Higher turnout may throw up surprises in the sugar belt
For decades, western Maharashtra has elected stalwarts from the NCP and the Congress, who ruled the region and the state with a firm grip. This election may throw up some surprises for them, say political analysts.india Updated: Oct 18, 2014 12:54 IST
For decades, western Maharashtra has elected stalwarts from the NCP and the Congress, who ruled the region and the state with a firm grip. This election may throw up some surprises for them, say political analysts.
A combination of factors, including anti-incumbency, the break-up of the Congress-NCP alliance, high voter turnout and a high-decibel campaign led by prime minister Narendra Modi of the BJP, has triggered speculation that change is in the air.
Opinion polls have predicted an edge for the BJP, with the NCP and Congress losing big in the sugar belt.
Western Maharashtra's 58 assembly constituencies from the five districts of Pune, Satara, Sangli, Kolhapur and Solapur saw turnout rise from 59% in 2009 to 64% on Wednesday.
The ABP News-AC Nielsen exit poll has predicted 18 seats for the BJP here, more than double the partyfs 2009 tally of eight.

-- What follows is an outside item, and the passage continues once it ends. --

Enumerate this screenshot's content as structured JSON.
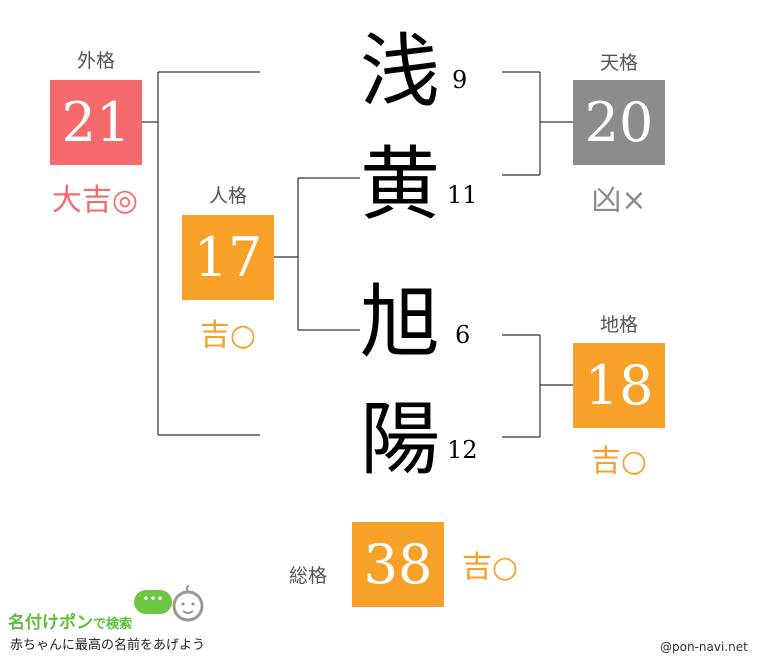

A tally of 18 here could have significant ramifications on the overall state tallies of the BJP, Congress and NCP.
"Multiple factors may go against the NCP and Congress in western Maharashtra, including a strong anti-incumbency sentiment," says Prakash Pawar, professor of political science at Shivaji University in Kolhapur.
It hasn't helped that NCP stalwarts such as Ajit Pawar, RR Patil and Jayant Patil, and Congress bigwigs such as Prithviraj Chavan, Patangrao Kadam and Harshwardhan Patil were so locked into their individual battles for their respective constituencies that they did not venture beyond those areas for an entire week before the election.
In an indication of just how damaging the alliance split has proved to be for these two parties, the battle over Karad South has seen former chief minister Prithviraj Chavan taken on Congress rebel Vilaskaka Undalkar-Patil, a seven-time MLA from the constituency who is now standing as an Independent supported by the NCP, which withdrew its own candidate in order to back the rebel.
Further splitting the vote is BJP nominee Atul Bhosale. With this much competition, the record 72% turnout in Karad South on Wednesday - a whopping 17% higher than in 2009 - has left everyone guessing.
Massive public rallies organised by the BJP and headlined by Prime Minister Modi have given a further pitched tone to the battle here, particularly in key constituencies such as Kawathe-Mahankal, where former home minister RR Patil is being challenged by BJP nominee Ajit Ghorpade, who switched loyalties from the NCP a few months ago.